Sri Lanka’s president-elect Maithripala Sirisena has engineered enough defections from his predecessor’s party to secure the parliamentary majority essential for radical constitutional reforms, officials said yesterday.
Sirisena has received the backing of more than 40 lawmakers who were previously loyal to Sri Lankan President Mahinda Rajapaksa, spokesman Rajitha Senaratne said.
“We now have more than we need in parliament,” Senaratne told reporters. “We can have our legislative program approved without any difficulty whatsoever.”
Sirisena, who was scheduled to address the nation yesterday from the historic hill city of Kandy, previously had the backing of 89 lawmakers and needed another 24 to secure a simple majority in the 225-member house.
The new leader, who is himself a defector from Rajapaksa’s party, has already pledged to reverse many of the constitutional changes brought in by his predecessor which gave huge powers to the president.
Sirisena wants to establish independent commissions to run the police, the public service and the judiciary and transfer much of his executive powers to parliament.

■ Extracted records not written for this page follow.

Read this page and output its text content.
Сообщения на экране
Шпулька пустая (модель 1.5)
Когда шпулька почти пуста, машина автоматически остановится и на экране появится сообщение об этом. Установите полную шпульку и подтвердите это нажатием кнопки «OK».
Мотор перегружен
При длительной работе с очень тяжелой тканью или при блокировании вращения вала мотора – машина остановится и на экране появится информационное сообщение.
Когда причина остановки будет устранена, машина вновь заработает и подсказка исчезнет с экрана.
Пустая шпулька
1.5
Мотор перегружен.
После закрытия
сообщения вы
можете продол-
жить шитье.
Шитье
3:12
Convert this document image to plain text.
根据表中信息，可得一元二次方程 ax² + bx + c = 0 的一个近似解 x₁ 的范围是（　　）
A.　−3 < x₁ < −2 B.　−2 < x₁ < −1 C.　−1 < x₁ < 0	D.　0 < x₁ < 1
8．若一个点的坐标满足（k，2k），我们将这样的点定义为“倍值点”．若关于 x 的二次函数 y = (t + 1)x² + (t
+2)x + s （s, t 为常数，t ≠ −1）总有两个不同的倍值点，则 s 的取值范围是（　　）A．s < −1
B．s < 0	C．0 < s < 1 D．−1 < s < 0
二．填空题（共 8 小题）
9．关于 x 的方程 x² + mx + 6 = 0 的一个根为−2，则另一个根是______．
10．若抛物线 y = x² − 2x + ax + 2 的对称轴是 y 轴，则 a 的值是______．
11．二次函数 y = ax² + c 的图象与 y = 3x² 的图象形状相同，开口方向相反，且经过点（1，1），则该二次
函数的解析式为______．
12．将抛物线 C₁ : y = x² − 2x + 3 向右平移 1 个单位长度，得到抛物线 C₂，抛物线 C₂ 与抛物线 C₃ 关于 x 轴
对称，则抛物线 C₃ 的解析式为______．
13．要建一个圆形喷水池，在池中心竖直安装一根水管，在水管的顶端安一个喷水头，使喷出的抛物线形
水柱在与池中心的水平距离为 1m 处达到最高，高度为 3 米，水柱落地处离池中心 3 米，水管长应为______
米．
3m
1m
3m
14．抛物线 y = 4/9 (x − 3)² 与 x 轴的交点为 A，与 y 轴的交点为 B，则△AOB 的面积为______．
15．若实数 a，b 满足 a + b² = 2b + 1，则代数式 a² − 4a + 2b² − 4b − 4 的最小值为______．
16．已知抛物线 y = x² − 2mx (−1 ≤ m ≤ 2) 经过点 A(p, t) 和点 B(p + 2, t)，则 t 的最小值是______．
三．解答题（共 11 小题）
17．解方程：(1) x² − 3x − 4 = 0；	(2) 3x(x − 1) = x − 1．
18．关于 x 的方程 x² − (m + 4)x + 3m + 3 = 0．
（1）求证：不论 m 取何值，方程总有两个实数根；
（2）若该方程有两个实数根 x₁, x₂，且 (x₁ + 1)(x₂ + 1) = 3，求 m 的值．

Rajapakse’s Sri Lankan Freedom Party has said it would support Sirisena’s constitutional reforms, making their enactment a formality.

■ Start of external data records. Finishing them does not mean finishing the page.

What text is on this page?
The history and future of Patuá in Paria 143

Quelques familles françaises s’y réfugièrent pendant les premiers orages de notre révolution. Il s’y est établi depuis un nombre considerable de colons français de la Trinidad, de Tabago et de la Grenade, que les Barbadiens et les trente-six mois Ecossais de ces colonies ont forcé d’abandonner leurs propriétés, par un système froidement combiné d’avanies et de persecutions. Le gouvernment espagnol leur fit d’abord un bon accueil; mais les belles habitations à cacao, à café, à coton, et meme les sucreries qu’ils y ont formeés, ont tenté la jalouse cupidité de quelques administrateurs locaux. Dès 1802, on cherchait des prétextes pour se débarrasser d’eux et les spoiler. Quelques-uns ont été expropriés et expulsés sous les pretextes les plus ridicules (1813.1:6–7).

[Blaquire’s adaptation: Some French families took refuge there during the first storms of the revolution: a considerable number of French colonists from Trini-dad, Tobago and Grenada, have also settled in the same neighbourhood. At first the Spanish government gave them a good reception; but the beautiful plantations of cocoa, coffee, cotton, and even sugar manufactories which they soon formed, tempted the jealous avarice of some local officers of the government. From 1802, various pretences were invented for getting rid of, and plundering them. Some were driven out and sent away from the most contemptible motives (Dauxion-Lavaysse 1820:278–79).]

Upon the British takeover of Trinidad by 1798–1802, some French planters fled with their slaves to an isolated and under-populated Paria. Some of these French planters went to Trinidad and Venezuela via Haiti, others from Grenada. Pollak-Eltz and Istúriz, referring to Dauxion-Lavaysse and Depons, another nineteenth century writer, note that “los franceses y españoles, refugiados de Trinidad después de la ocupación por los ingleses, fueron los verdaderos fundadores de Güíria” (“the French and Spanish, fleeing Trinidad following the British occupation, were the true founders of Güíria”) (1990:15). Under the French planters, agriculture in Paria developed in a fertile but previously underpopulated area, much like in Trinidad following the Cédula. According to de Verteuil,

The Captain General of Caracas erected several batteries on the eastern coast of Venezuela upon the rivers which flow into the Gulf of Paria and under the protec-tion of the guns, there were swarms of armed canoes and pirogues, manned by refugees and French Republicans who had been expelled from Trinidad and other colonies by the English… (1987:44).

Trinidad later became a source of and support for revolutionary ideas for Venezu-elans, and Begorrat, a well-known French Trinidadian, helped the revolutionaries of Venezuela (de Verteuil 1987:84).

Sirisena quit Rajapaksa’s Cabinet in November to emerge as an opposition unity candidate in Thursday’s polls, triggering the biggest defection of lawmakers from a Sri Lankan government since independence from the UK in 1948.

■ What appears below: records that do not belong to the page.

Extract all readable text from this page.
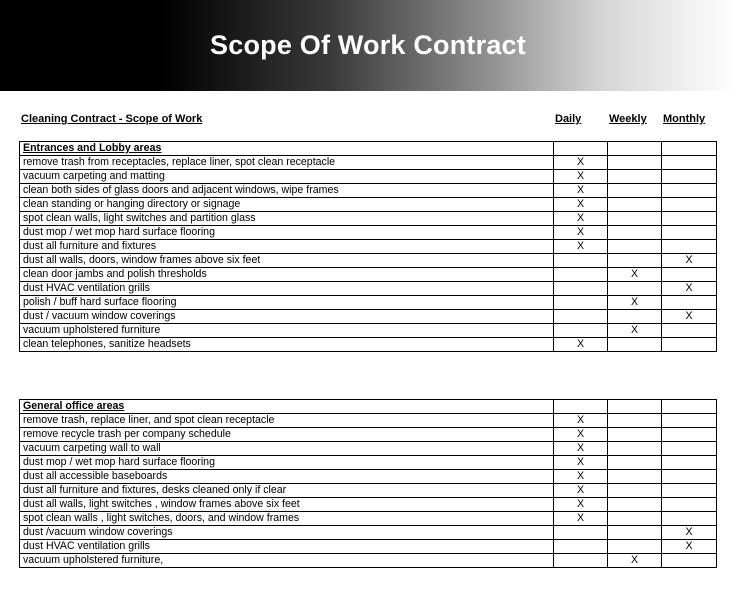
Scope Of Work Contract
Cleaning Contract - Scope of Work	Daily	Weekly Monthly
Entrances and Lobby areas			
remove trash from receptacles, replace liner, spot clean receptacle	X		
vacuum carpeting and matting	X		
clean both sides of glass doors and adjacent windows, wipe frames	X		
clean standing or hanging directory or signage	X		
spot clean walls, light switches and partition glass	X		
dust mop / wet mop hard surface flooring	X		
dust all furniture and fixtures	X		
dust all walls, doors, window frames above six feet			X
clean door jambs and polish thresholds		X	
dust HVAC ventilation grills			X
polish / buff hard surface flooring		X	
dust / vacuum window coverings			X
vacuum upholstered furniture		X	
clean telephones, sanitize headsets	X		
General office areas			
remove trash, replace liner, and spot clean receptacle	X		
remove recycle trash per company schedule	X		
vacuum carpeting wall to wall	X		
dust mop / wet mop hard surface flooring	X		
dust all accessible baseboards	X		
dust all furniture and fixtures, desks cleaned only if clear	X		
dust all walls, light switches , window frames above six feet	X		
spot clean walls , light switches, doors, and window frames	X		
dust /vacuum window coverings			X
dust HVAC ventilation grills			X
vacuum upholstered furniture,		X	
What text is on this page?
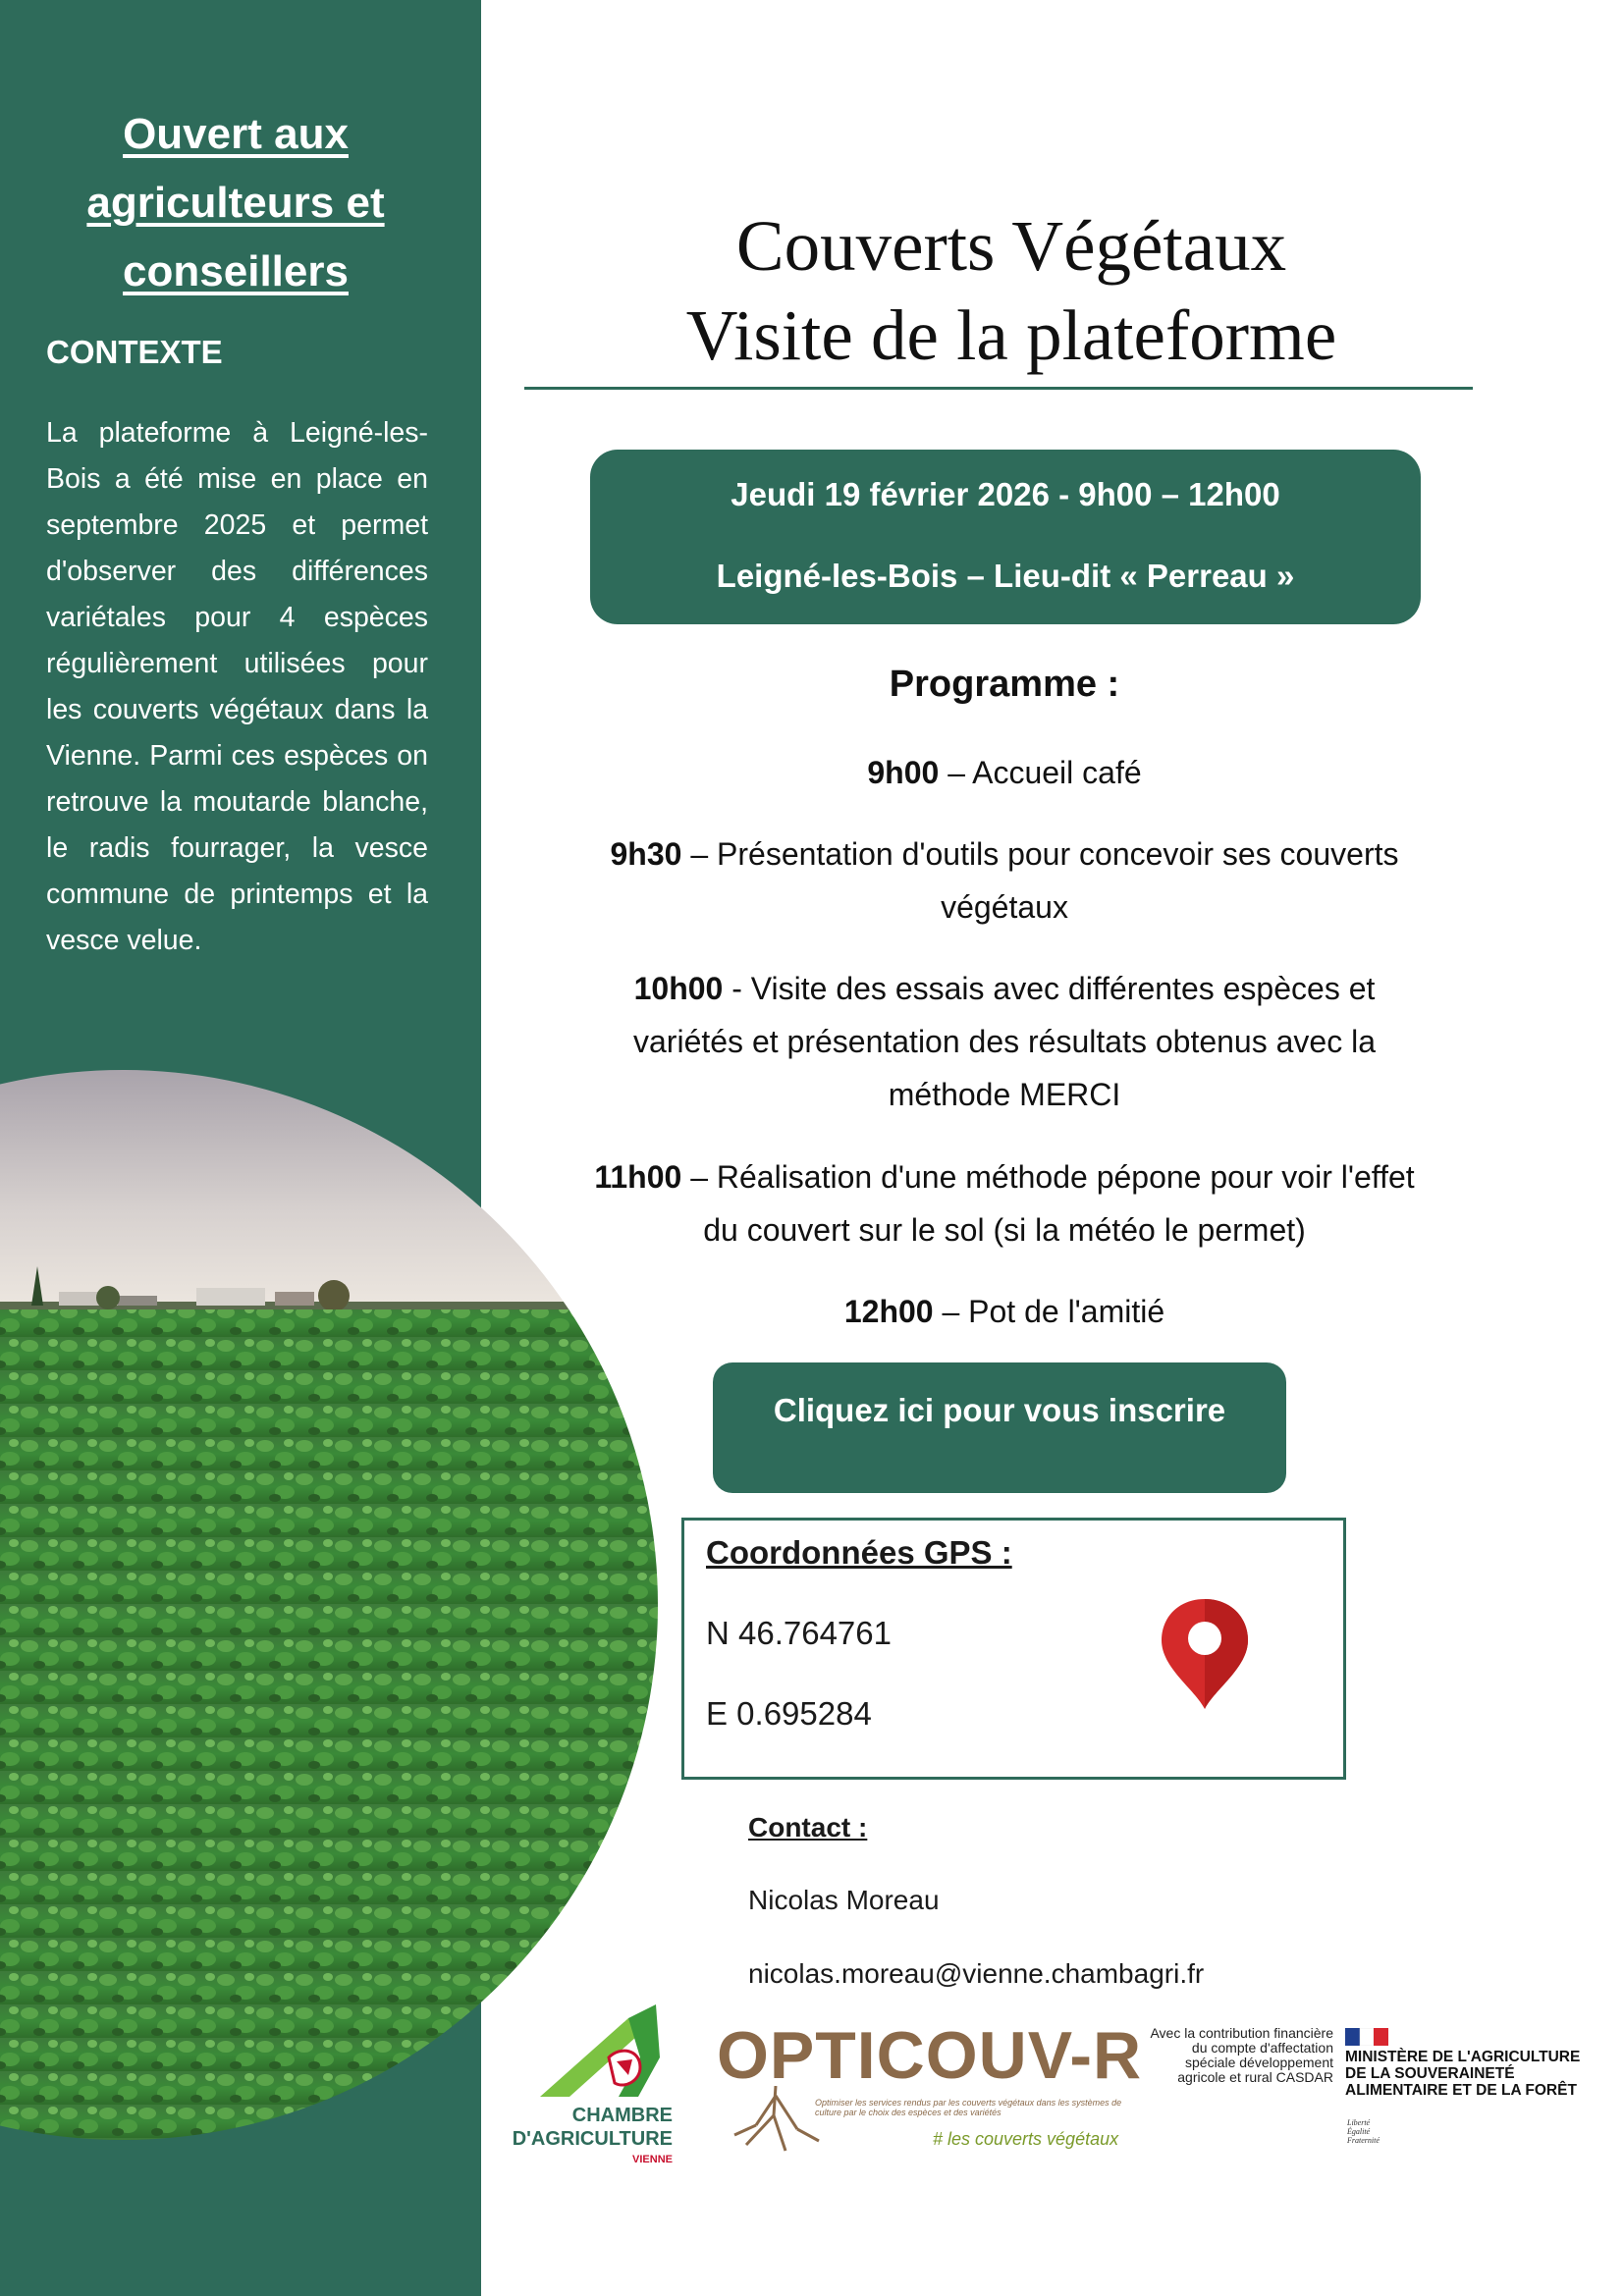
Ouvert aux agriculteurs et conseillers
CONTEXTE
La plateforme à Leigné-les-Bois a été mise en place en septembre 2025 et permet d'observer des différences variétales pour 4 espèces régulièrement utilisées pour les couverts végétaux dans la Vienne. Parmi ces espèces on retrouve la moutarde blanche, le radis fourrager, la vesce commune de printemps et la vesce velue.
Couverts Végétaux
Visite de la plateforme
Jeudi 19 février 2026 - 9h00 – 12h00
Leigné-les-Bois – Lieu-dit « Perreau »
Programme :
9h00 – Accueil café
9h30 – Présentation d'outils pour concevoir ses couverts végétaux
10h00 - Visite des essais avec différentes espèces et variétés et présentation des résultats obtenus avec la méthode MERCI
11h00 – Réalisation d'une méthode pépone pour voir l'effet du couvert sur le sol (si la météo le permet)
12h00 – Pot de l'amitié
Cliquez ici pour vous inscrire
Coordonnées GPS :
N 46.764761
E 0.695284
Contact :
Nicolas Moreau
nicolas.moreau@vienne.chambagri.fr
CHAMBRE
D'AGRICULTURE
VIENNE
OPTICOUV-R
Optimiser les services rendus par les couverts végétaux dans les systèmes de culture par le choix des espèces et des variétés
# les couverts végétaux
Avec la contribution financière du compte d'affectation spéciale développement agricole et rural CASDAR
MINISTÈRE DE L'AGRICULTURE DE LA SOUVERAINETÉ ALIMENTAIRE ET DE LA FORÊT
Liberté Égalité Fraternité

In his speech in Kandy, Sirisena is expected to spell out his reform plan in detail and call for a normalizing of relations with the EU as well as other Western nations and India.
Rajapaksa had alienated many of his fellow leaders by refusing to allow an international probe into allegations of mass civilian casualties in the brutal finale to Sri Lanka’s 37-year civil war in 2009.